La solidarité ne s’arrête d’ailleurs pas là, ajoute Sedat Cogalan, ancien joueur de foot à l’USLD, aujourd’hui chef d’entreprise : « Ce qui est bien avec un lieu comme ça, c’est qu’on n’a pas de chômage. On s’entraide ».
La plupart des Turcs sont arrivés à Dunkerque dans les années 70 ou 80. Le père de Sahin Altinisik a participé à la construction de la centrale de Gravelines. Son fils, âgé de 37 ans, a obtenu la double nationalité il y a six ans. « Ici, on vit tous ensemble, on ne fait rien tout seul, que ce soit les fêtes, les mariages ou les enterrements, témoigne-t-il. On a la même culture et on essaie de garder le lien qui nous relie à là-bas. » Au sein de l’association, les plus jeunes apprennent le turc, les plus vieux se perfectionnent en français. Des sorties en bus sont organisées, comme par exemple lors du match Lille-Fenerbahce, il y a quelques semaines. Côté cuisine, les Dunkerquois vont se ravitailler à Gand, où réside une importante communauté turque. On y trouve facilement « du thé, des saucisses turques, des lentilles, du boulgour ». Sahin Altinizik l’admet pourtant : « Personne ne veut retourner vivre en Turquie. Mais on économise, et tous les deux ans, on y va pour un mois ».

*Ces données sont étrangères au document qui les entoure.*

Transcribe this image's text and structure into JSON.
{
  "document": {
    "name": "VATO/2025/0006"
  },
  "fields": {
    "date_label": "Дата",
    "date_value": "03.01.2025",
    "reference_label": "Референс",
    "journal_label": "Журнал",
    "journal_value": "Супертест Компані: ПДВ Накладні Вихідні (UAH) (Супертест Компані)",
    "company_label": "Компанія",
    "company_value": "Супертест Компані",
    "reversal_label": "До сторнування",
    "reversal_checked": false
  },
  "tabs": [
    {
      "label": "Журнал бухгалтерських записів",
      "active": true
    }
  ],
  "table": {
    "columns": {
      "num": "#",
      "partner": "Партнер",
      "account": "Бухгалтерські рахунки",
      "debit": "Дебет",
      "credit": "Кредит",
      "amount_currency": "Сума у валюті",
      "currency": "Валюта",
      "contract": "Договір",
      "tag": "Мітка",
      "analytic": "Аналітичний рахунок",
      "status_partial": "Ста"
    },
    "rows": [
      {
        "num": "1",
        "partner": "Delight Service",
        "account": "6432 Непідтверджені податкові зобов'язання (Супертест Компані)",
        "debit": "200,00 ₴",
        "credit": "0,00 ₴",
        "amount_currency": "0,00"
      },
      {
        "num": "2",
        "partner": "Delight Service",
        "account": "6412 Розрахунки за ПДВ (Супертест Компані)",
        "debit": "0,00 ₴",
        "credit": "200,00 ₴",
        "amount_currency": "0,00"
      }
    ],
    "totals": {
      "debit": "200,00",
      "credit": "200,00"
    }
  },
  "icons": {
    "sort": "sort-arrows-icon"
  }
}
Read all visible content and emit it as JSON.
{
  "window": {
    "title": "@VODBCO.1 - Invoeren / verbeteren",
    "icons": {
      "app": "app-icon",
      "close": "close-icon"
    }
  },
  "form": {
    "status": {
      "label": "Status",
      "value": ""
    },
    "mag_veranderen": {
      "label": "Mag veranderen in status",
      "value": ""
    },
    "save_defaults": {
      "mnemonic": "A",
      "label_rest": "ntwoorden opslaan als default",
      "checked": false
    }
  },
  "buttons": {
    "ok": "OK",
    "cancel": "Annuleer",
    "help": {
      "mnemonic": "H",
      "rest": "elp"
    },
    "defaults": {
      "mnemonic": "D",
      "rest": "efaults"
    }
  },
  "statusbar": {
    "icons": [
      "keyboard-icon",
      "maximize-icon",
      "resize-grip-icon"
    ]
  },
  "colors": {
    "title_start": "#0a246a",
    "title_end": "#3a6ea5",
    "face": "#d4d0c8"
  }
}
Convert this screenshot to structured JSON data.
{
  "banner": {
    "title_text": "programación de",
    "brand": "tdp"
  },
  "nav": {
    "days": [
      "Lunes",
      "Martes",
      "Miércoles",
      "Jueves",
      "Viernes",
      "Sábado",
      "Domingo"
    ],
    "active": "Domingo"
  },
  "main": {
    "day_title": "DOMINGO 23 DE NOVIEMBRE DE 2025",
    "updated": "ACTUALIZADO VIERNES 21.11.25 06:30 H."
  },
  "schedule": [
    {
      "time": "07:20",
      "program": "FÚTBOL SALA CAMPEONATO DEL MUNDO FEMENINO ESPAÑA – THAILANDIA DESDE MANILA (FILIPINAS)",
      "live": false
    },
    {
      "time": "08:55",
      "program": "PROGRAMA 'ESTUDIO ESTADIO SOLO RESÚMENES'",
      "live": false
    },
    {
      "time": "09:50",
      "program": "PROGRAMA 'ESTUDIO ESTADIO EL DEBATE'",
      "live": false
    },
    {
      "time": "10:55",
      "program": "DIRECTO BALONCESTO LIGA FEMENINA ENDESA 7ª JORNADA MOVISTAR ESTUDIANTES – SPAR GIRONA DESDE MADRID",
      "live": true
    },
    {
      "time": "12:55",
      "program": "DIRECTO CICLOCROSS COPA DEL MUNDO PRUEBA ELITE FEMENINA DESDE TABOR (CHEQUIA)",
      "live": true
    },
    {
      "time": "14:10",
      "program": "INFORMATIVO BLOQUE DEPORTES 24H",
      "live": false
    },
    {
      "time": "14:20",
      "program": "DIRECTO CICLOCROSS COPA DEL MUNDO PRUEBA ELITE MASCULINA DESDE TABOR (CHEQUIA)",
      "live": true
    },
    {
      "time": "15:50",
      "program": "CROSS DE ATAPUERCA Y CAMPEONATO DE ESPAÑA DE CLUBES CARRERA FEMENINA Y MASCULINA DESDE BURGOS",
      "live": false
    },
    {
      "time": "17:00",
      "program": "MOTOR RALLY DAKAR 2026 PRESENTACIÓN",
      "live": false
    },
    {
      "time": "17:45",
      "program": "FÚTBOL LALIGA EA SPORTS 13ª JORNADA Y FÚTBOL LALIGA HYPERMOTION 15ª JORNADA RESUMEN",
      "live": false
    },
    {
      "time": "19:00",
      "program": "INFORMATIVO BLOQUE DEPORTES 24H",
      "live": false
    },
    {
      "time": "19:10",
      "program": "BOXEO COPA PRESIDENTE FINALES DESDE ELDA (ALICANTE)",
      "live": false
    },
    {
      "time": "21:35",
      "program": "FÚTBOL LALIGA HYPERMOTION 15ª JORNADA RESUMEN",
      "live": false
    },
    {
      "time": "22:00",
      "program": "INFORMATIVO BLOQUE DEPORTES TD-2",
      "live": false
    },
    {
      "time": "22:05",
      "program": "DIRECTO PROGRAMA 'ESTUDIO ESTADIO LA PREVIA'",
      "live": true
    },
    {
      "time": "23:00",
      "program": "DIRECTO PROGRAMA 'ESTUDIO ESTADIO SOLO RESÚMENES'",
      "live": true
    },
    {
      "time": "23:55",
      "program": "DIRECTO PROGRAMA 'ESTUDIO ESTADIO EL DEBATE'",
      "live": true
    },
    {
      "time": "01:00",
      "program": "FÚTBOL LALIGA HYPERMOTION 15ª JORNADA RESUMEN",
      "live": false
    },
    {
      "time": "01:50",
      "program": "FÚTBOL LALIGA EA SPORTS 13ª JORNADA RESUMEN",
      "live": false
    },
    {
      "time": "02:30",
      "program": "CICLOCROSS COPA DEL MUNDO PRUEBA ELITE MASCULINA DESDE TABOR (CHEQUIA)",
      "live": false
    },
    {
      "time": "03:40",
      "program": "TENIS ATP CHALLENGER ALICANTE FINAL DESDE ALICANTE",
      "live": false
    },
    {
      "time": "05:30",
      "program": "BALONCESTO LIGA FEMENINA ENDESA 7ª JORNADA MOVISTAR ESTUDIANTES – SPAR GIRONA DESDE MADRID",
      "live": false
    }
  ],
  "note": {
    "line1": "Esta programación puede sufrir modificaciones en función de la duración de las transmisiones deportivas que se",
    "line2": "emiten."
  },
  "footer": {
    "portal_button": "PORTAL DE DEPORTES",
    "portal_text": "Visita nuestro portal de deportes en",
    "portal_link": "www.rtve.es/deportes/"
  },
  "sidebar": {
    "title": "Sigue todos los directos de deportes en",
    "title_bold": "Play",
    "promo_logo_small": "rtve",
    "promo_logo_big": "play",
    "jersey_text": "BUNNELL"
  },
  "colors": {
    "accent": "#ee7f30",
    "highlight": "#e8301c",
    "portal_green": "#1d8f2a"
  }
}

L’adhésion à l’Union européenne ? Les Turcs de France se lassent d’en entendre parler « par des gens qui ne connaissent ni l’histoire, ni la géographie de la Turquie, se désole Sahin Altinisik. Depuis le temps qu’on nous fait des promesses... La Turquie avait demandé à adhérer avant la Grèce ! Moi, je n’y crois plus. Mais la Turquie est en train d’évoluer, de se développer. Elle continuera à le faire, avec ou sans l’Europe. »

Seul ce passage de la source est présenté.